China calls Taiwan a core interest. They want it, badly. What about America? Taipei is as far from Washington as London is from the Falklands. Is Taiwan truly vital to American interests or values? The answer depends on who you ask, and how recently. The island has a few motley friends across America, ranging from old Cold Warriors to Hokkien-speaking academics. It is improbable—though not impossible—to imagine a Taiwan constituency broad and visible enough to elevate the island’s plight above Washington’s daily noise. Stranger bedfellows have happened; Taiwan aligns with an uncommon range of American interests and values. Defense hawks see the island as a critical link in a chain crimping China’s access to the open Pacific.
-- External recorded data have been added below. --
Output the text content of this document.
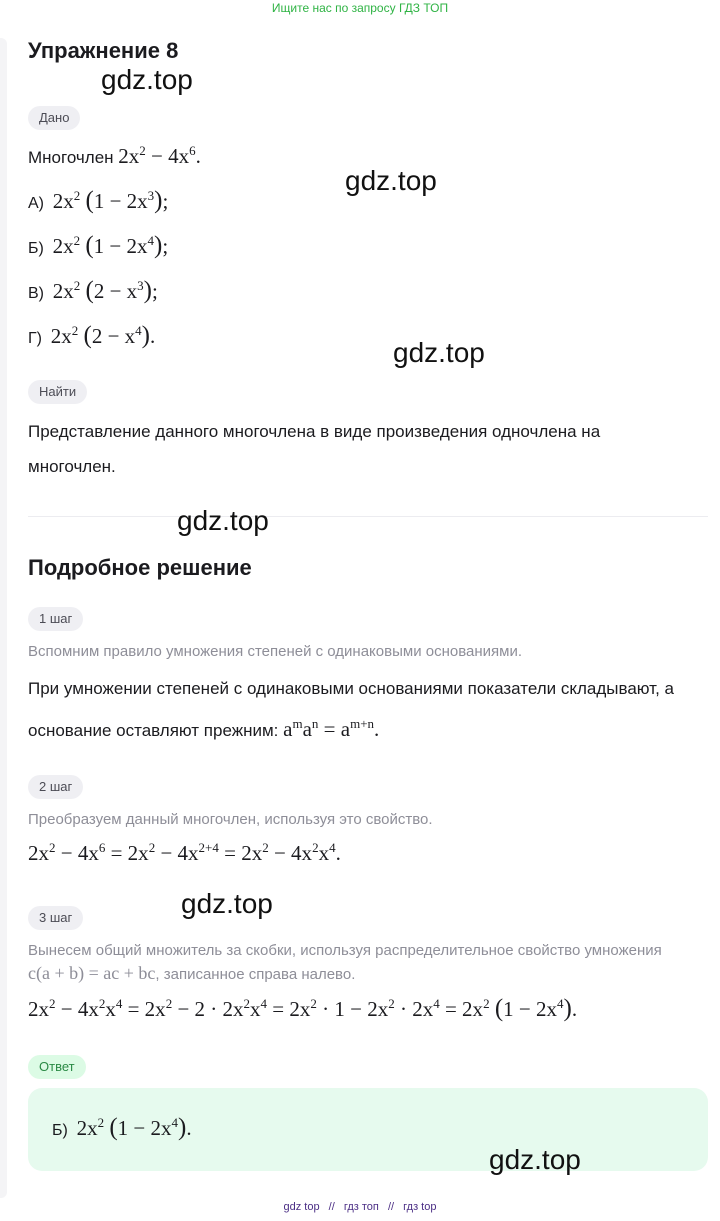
Ищите нас по запросу ГДЗ ТОП
Упражнение 8
Дано
Многочлен $2x^2 - 4x^6$.
А) $2x^2$ $(1 - 2x^3)$;
Б) $2x^2$ $(1 - 2x^4)$;
В) $2x^2$ $(2 - x^3)$;
Г) $2x^2$ $(2 - x^4)$.
Найти
Представление данного многочлена в виде произведения одночлена на многочлен.
Подробное решение
1 шаг
Вспомним правило умножения степеней с одинаковыми основаниями.
При умножении степеней с одинаковыми основаниями показатели складывают, а основание оставляют прежним: $a^ma^n = a^{m+n}$.
2 шаг
Преобразуем данный многочлен, используя это свойство.
$2x^2 - 4x^6 = 2x^2 - 4x^{2+4} = 2x^2 - 4x^2x^4$.
3 шаг
Вынесем общий множитель за скобки, используя распределительное свойство умножения c(a + b) = ac + bc, записанное справа налево.
$2x^2 - 4x^2x^4 = 2x^2 - 2 \cdot 2x^2x^4 = 2x^2 \cdot 1 - 2x^2 \cdot 2x^4 = 2x^2$ $(1 - 2x^4)$.
Ответ
Б) $2x^2$ $(1 - 2x^4)$.
gdz.top
gdz.top
gdz.top
gdz.top
gdz.top
gdz.top
gdz top // гдз топ // гдз top
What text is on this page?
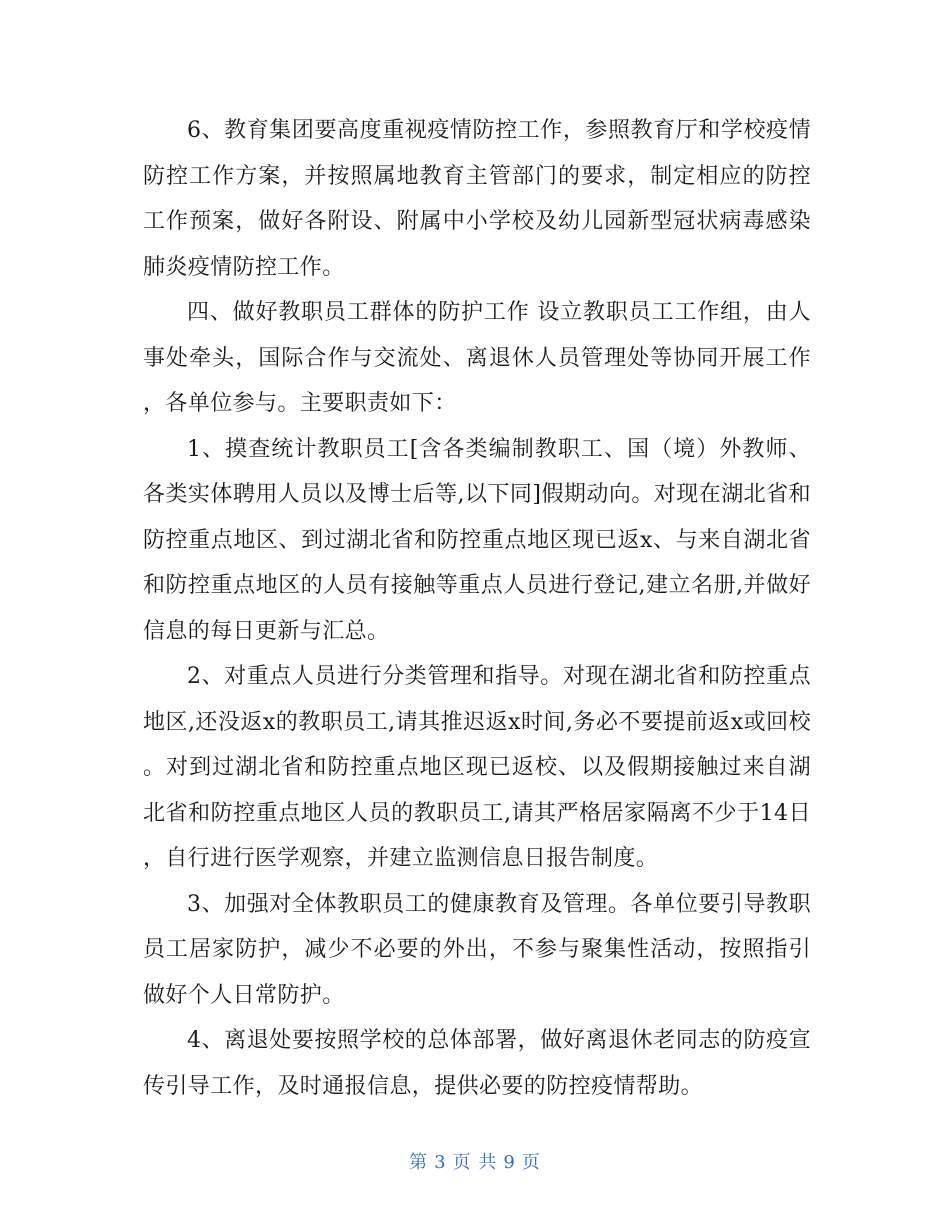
6、教育集团要高度重视疫情防控工作，参照教育厅和学校疫情防控工作方案，并按照属地教育主管部门的要求，制定相应的防控工作预案，做好各附设、附属中小学校及幼儿园新型冠状病毒感染肺炎疫情防控工作。

四、做好教职员工群体的防护工作 设立教职员工工作组，由人事处牵头，国际合作与交流处、离退休人员管理处等协同开展工作，各单位参与。主要职责如下：

1、摸查统计教职员工[含各类编制教职工、国（境）外教师、各类实体聘用人员以及博士后等,以下同]假期动向。对现在湖北省和防控重点地区、到过湖北省和防控重点地区现已返x、与来自湖北省和防控重点地区的人员有接触等重点人员进行登记,建立名册,并做好信息的每日更新与汇总。

2、对重点人员进行分类管理和指导。对现在湖北省和防控重点地区,还没返x的教职员工,请其推迟返x时间,务必不要提前返x或回校。对到过湖北省和防控重点地区现已返校、以及假期接触过来自湖北省和防控重点地区人员的教职员工,请其严格居家隔离不少于14日，自行进行医学观察，并建立监测信息日报告制度。

3、加强对全体教职员工的健康教育及管理。各单位要引导教职员工居家防护，减少不必要的外出，不参与聚集性活动，按照指引做好个人日常防护。

4、离退处要按照学校的总体部署，做好离退休老同志的防疫宣传引导工作，及时通报信息，提供必要的防控疫情帮助。

第 3 页 共 9 页
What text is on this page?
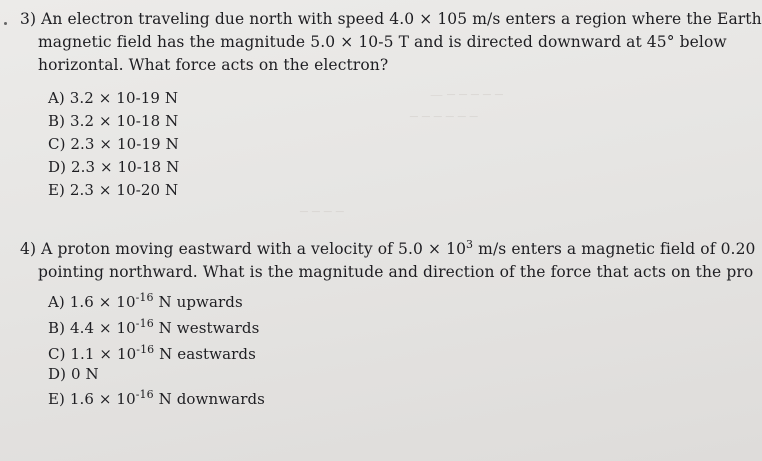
— ─ ─ ─ ─ ─
─ ─ ─ ─ ─ ─
─ ─ ─ ─
3) An electron traveling due north with speed 4.0 × 105 m/s enters a region where the Earth
magnetic field has the magnitude 5.0 × 10-5 T and is directed downward at 45° below
horizontal. What force acts on the electron?
A) 3.2 × 10-19 N
B) 3.2 × 10-18 N
C) 2.3 × 10-19 N
D) 2.3 × 10-18 N
E) 2.3 × 10-20 N
4) A proton moving eastward with a velocity of $5.0 \times 10^3$ m/s enters a magnetic field of 0.20
pointing northward. What is the magnitude and direction of the force that acts on the pro
A) $1.6 \times 10^{-16}$ N upwards
B) $4.4 \times 10^{-16}$ N westwards
C) $1.1 \times 10^{-16}$ N eastwards
D) 0 N
E) $1.6 \times 10^{-16}$ N downwards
American progressives might admire Taiwan’s gay marriage laws, universal health care and democratically elected female president. Religious Americans could be stirred by the island’s joyful worship at thousands of churches (and thousands more Matsu shrines). Taiwan may yet find a champion in America’s liberal internationalists, seeking to shore up democracies in a world of rising autocrats. Techies and magnates fret over securing Taiwan’s strategic silicon industry. A viral tweet from Jeremy Lin or Andrew Yang could resonate far beyond America’s million-strong Taiwanese diaspora, shaping a national debate. Taipei also has a helpful foil in the dictatorship next door. China’s bruised global image—hardball trade tactics, ethnic cleansing and pandemic dissembling—may yet win Taiwan a sympathetic hearing even with countries that deny its diplomatic existence. If Taipei gets lucky. And it’s not too late.

As our car approached the airport, the businessman sighed again. “Taiwan is very complicated. You must understand, I am ōo-á han-tsî.” He explained: “Half taro. Half sweet potato. My father was a mainland soldier who settled here; my mother a native Taiwanese. Such marriages were common at that time.” The businessman himself had recently remarried, he told me. His second wife, a younger mainlander woman, had met him during a factory visit in China. She was now pregnant with his unborn son, living in his Taipei apartment. Her Taiwanese residency papers had just come through. “She will have the baby here,” he said. “This is my home.” We split the fare, and I caught a flight to Beijing.


Nick Frisch is a resident fellow at Yale Law School's Information Society Project, and a doctoral candidate in Yale's East Asian program.